Coinbase CEO Brian Armstrong said on Wednesday that the exchange’s retail customers may not be able to recover their holdings in case of bankruptcy.
Armstrong also admitted that the company had not disclosed this to its customers until the risk was highlighted in a filing on Tuesday.
Armstrong’s comments come following a recent disclosure that suggested if Coinbase were to go under, it could treat its customers as “unsecured creditors”.
The disclosure sparked widespread outrage on social media, fuelling an increasing number of calls to withdraw crypto from the exchange.
In a series of tweets on Wednesday, Armstrong admitted that Coinbase had not effectively updated its terms of use to reflect the potential risk to retail traders.
He said that the new disclosure of potential risk was made because of a Securities and Exchange Commission (SEC) mandate. But this had not been communicated to retail holders, which make up most of the exchange’s userbase.
Still, Armstrong clarified that this potential risk was only in the event of a bankruptcy- something the exchange was in no risk of experiencing. The treatment of a company’s holdings during bankruptcy is also largely up to a court, something beyond the firm’s control.

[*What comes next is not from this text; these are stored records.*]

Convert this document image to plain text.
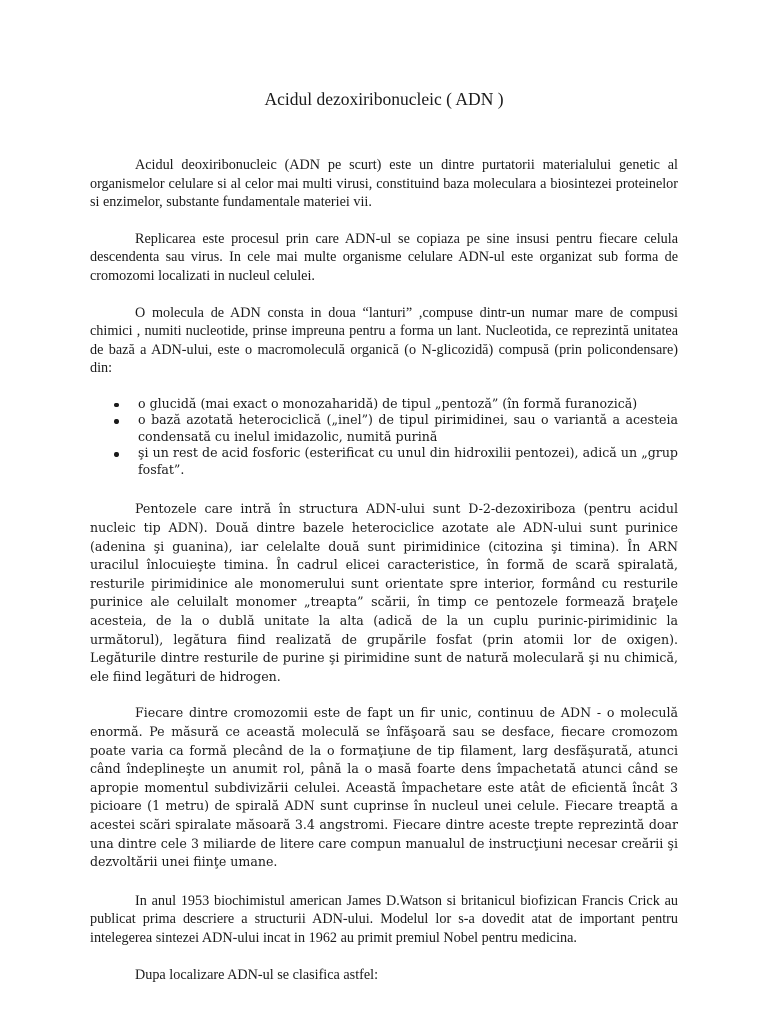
Acidul dezoxiribonucleic ( ADN )

Acidul deoxiribonucleic (ADN pe scurt) este un dintre purtatorii materialului genetic al organismelor celulare si al celor mai multi virusi, constituind baza moleculara a biosintezei proteinelor si enzimelor, substante fundamentale materiei vii.

Replicarea este procesul prin care ADN-ul se copiaza pe sine insusi pentru fiecare celula descendenta sau virus. In cele mai multe organisme celulare ADN-ul este organizat sub forma de cromozomi localizati in nucleul celulei.

O molecula de ADN consta in doua “lanturi” ,compuse dintr-un numar mare de compusi chimici , numiti nucleotide, prinse impreuna pentru a forma un lant. Nucleotida, ce reprezintă unitatea de bază a ADN-ului, este o macromoleculă organică (o N-glicozidă) compusă (prin policondensare) din:

o glucidă (mai exact o monozaharidă) de tipul „pentoză” (în formă furanozică)
o bază azotată heterociclică („inel”) de tipul pirimidinei, sau o variantă a acesteia condensată cu inelul imidazolic, numită purină
şi un rest de acid fosforic (esterificat cu unul din hidroxilii pentozei), adică un „grup fosfat”.

Pentozele care intră în structura ADN-ului sunt D-2-dezoxiriboza (pentru acidul nucleic tip ADN). Două dintre bazele heterociclice azotate ale ADN-ului sunt purinice (adenina şi guanina), iar celelalte două sunt pirimidinice (citozina şi timina). În ARN uracilul înlocuieşte timina. În cadrul elicei caracteristice, în formă de scară spiralată, resturile pirimidinice ale monomerului sunt orientate spre interior, formând cu resturile purinice ale celuilalt monomer „treapta” scării, în timp ce pentozele formează braţele acesteia, de la o dublă unitate la alta (adică de la un cuplu purinic-pirimidinic la următorul), legătura fiind realizată de grupările fosfat (prin atomii lor de oxigen). Legăturile dintre resturile de purine şi pirimidine sunt de natură moleculară şi nu chimică, ele fiind legături de hidrogen.

Fiecare dintre cromozomii este de fapt un fir unic, continuu de ADN - o moleculă enormă. Pe măsură ce această moleculă se înfăşoară sau se desface, fiecare cromozom poate varia ca formă plecând de la o formaţiune de tip filament, larg desfăşurată, atunci când îndeplineşte un anumit rol, până la o masă foarte dens împachetată atunci când se apropie momentul subdivizării celulei. Această împachetare este atât de eficientă încât 3 picioare (1 metru) de spirală ADN sunt cuprinse în nucleul unei celule. Fiecare treaptă a acestei scări spiralate măsoară 3.4 angstromi. Fiecare dintre aceste trepte reprezintă doar una dintre cele 3 miliarde de litere care compun manualul de instrucţiuni necesar creării şi dezvoltării unei fiinţe umane.

In anul 1953 biochimistul american James D.Watson si britanicul biofizican Francis Crick au publicat prima descriere a structurii ADN-ului. Modelul lor s-a dovedit atat de important pentru intelegerea sintezei ADN-ului incat in 1962 au primit premiul Nobel pentru medicina.

Dupa localizare ADN-ul se clasifica astfel:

It is possible, however unlikely, that a court would decide to consider customer assets as part of the company in bankruptcy proceedings, even if it harmed consumers.
-Armstrong
But the row over Coinbase highlights a common criticism of centralized exchanges- that a holder does not truly own the crypto held through a centralized medium. Coinbase also offers a decentralized wallet service.
While the exchange does not face a bankruptcy risk, it is still under pressure from poor market conditions. Coinbase’s first-quarter revenue slumped 35%, while its trading volumes dropped to $309 billion from $547 billion, the company said on Tuesday. Shares of the exchange tumbled over 13% in after-market trading.
The weak results come amid one of the worst capitulations seen by crypto markets in a year, which has wiped nearly $500 billion of market value.
The first quarter of 2022 was also marked by poor market conditions, stemming from fears of rising inflation and the outbreak of the Russia-Ukraine war. COVID-related shutdowns in China and Hong Kong also largely dented economic conditions.